There has been a significant expansion in the department’s focus to integrate the biological sciences into engineering since 2004. One quarter of the department’s faculty and students now identify with biomolecular engineering, while many more collaborate on biomolecular and biomaterials related research. From Alzheimer’s disease to zeolite catalysts, UD chemical and biomolecular engineers are leading challenging research, writing textbooks and educating the next generation of talent.

This research enterprise currently generates over $3.5 million in total research expenditures and supports more than 45 doctoral students and 10 post-doctoral fellows within the department. Nearly half of all students who graduate with a bachelor’s degree in chemical engineering have completed a biochemical engineering minor since the minor’s inception in 2003.

In 2010, the department added biological science as a fourth "scientific pillar" of the undergraduate curriculum, placing it on par with chemistry, physics and mathematics, and making biological sciences a requirement for incoming students.

In a letter of support, Robin Morgan, dean of the College of Agriculture and Natural Resources at UD, remarked that the new name “reflects the department’s broadened scope” which she believes will “draw emphasis to and benefit life sciences in general at UD.”

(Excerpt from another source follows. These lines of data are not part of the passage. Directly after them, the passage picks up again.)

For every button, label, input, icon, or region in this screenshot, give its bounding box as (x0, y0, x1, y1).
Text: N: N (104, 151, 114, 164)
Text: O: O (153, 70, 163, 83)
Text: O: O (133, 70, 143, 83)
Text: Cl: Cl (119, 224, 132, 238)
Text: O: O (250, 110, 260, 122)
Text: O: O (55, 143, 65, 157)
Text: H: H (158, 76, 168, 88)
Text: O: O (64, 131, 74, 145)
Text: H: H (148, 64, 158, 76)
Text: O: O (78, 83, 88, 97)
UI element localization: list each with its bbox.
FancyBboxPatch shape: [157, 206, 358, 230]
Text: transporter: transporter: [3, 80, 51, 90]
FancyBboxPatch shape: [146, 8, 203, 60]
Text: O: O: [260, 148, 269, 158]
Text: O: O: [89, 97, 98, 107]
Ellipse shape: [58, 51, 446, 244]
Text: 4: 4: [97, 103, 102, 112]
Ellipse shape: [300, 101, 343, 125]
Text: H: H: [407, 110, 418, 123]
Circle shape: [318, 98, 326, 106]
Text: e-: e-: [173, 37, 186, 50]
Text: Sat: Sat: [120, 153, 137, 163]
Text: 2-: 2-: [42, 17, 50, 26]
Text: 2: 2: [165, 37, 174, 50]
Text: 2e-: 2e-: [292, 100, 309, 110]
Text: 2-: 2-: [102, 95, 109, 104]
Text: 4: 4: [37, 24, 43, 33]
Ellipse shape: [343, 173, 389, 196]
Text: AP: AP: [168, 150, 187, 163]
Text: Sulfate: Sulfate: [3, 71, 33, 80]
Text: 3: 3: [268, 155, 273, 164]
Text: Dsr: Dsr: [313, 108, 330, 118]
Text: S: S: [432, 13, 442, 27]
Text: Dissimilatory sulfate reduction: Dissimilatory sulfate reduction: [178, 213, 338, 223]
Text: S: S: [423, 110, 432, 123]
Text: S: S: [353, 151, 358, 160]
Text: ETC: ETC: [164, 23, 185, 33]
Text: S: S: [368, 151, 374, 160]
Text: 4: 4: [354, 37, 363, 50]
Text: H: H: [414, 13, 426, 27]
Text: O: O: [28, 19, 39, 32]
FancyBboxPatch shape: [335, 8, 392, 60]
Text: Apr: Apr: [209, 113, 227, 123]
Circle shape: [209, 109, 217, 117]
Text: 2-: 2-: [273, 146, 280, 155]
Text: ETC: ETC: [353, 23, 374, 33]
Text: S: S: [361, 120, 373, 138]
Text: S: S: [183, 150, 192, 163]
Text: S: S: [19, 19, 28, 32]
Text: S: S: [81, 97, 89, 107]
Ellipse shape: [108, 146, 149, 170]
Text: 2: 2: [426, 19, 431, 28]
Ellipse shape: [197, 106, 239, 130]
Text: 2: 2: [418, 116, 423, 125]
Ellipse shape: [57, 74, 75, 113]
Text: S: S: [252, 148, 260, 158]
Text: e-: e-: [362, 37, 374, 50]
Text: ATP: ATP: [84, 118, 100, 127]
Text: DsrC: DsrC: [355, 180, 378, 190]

The change comes at a time of great anticipation, as the chemical engineering department looks forward to its centenary celebration in 2014. The Board of Trustees proclaimed the chemical engineering degree program in 1914 and the first graduating class marched in 1915. Plans for a commemorative book highlighting the department’s 100-year history are already underway. To learn more, view the centenary project link on the department’s new website.

“Changing a department name is a rare occurrence, one not undertaken lightly,” remarked Babatunde A. Ogunnaike, interim dean and William L. Friend Professor of Chemical and Biomolecular Engineering. “The timing is perfect as we reflect on our past excellence and forge ahead to realize our vision for the future, one that empowers our faculty and students to be leaders and innovators on the world stage.”